The corner of 24th and Speedway will look quite a bit different in January! Landmarks will acquire a site-specific work by contemporary sculptor Nancy Rubins for the newly constructed Norman Hackerman Building. The sculpture will incorporate about seventy aluminum canoes and small boats, creating a visual fixture along the Speedway corridor.
Rubins is distinguished in her ability to transform industrial, mass-produced objects into physically commanding sculptures of a dramatic scale. The LA Times says works in the current exhibition at the Gagosian Gallery in New York “imply the possibility of infinite expansion.” The piece for Landmarks will share design elements with Monochrome for Paris at l’Université Paris Diderot and Monochrome for Chicago in the city’s Gateway Park. “Ms. Rubins is basically an outdoor sculptor, and outside is probably the best setting for her version of uncanny California Pop”, says NY Times critic Martha Schwendener.
In January, the artist and her crew will use a large crane and miles of cable to assemble a sculpture out of repurposed aluminum canoes and boats. Rubins will come to Austin with a general understanding of how the piece will grow but she’ll tinker with each component individually until she is happy with its placement. The six-week installation will offer fascinating insight into the artist’s creative process. Last May, Rubins visited campus to finalize details with The University of Texas at Austin operations and gave us the official thumbs-up of the proposed site!
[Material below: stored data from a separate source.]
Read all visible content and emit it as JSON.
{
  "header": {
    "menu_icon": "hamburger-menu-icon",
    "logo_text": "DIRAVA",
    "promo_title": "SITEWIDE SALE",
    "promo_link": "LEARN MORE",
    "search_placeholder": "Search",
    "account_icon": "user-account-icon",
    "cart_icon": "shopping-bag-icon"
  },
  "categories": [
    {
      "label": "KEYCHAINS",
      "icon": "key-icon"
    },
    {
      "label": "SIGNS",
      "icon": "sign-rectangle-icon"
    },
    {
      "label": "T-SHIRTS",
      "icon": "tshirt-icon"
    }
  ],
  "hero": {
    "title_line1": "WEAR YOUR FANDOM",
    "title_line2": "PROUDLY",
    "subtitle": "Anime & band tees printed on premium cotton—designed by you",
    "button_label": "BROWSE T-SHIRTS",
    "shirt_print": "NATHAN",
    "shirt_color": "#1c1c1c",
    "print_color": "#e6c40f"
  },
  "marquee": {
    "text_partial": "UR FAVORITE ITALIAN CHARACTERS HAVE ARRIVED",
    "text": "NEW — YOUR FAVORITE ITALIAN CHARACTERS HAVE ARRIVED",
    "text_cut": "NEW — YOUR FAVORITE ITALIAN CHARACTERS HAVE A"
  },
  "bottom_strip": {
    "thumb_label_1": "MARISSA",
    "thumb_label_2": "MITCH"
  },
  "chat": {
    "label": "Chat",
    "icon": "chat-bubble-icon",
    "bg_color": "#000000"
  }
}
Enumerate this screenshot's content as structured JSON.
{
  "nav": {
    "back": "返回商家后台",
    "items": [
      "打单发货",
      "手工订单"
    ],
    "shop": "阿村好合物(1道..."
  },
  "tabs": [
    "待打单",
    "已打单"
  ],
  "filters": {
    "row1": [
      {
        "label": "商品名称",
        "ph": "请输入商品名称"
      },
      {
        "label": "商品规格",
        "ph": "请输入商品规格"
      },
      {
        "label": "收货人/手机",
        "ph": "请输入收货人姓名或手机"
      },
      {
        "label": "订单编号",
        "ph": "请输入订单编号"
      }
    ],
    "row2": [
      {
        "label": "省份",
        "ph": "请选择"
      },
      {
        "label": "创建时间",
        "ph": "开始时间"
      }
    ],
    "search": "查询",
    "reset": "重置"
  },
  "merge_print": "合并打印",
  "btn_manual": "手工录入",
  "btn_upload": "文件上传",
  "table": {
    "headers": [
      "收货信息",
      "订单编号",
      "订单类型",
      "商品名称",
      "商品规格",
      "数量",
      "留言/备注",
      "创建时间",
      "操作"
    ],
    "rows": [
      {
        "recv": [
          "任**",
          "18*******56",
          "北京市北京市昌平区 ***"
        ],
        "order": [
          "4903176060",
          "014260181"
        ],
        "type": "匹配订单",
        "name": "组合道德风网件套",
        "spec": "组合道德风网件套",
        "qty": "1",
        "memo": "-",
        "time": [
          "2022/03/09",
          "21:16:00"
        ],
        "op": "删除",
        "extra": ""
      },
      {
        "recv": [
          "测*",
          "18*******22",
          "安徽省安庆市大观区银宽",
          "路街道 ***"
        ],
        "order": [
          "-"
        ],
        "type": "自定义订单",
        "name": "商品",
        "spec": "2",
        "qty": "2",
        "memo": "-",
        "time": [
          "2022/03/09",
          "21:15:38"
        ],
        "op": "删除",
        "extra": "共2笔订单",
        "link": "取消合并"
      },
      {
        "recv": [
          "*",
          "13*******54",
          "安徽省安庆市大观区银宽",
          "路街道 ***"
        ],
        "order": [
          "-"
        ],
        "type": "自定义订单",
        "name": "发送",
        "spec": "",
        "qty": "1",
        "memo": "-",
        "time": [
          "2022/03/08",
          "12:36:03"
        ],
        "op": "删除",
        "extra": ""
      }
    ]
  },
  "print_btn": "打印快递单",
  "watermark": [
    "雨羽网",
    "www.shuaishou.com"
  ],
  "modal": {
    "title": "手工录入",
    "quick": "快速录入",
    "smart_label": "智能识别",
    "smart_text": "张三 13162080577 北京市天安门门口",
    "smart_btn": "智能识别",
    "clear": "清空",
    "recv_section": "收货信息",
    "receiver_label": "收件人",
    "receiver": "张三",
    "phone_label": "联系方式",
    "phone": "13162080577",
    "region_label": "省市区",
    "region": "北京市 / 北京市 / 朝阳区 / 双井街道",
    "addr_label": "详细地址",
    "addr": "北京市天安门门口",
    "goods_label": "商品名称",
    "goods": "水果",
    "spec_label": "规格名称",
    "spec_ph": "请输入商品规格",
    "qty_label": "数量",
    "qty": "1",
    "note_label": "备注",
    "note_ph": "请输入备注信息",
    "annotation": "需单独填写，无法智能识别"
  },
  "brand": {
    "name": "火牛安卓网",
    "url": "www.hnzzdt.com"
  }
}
A native Texan, Rubins was raised in Tullahoma, Tennessee, received her BFA from the Maryland Institute College of Art in Baltimore, and her MFA from the University of California, Davis. Rubins taught at the University of California, Los Angeles from 1982 to 2004 and currently resides in Topanga, California. This project will represent the first commission of a large-scale sculpture by a female artist for the Austin main campus and the Landmarks collection. Rubins’ sculpture, like all of her works, will be scaled appropriately for the site and offer an organic contrast to the character of the surrounding architecture.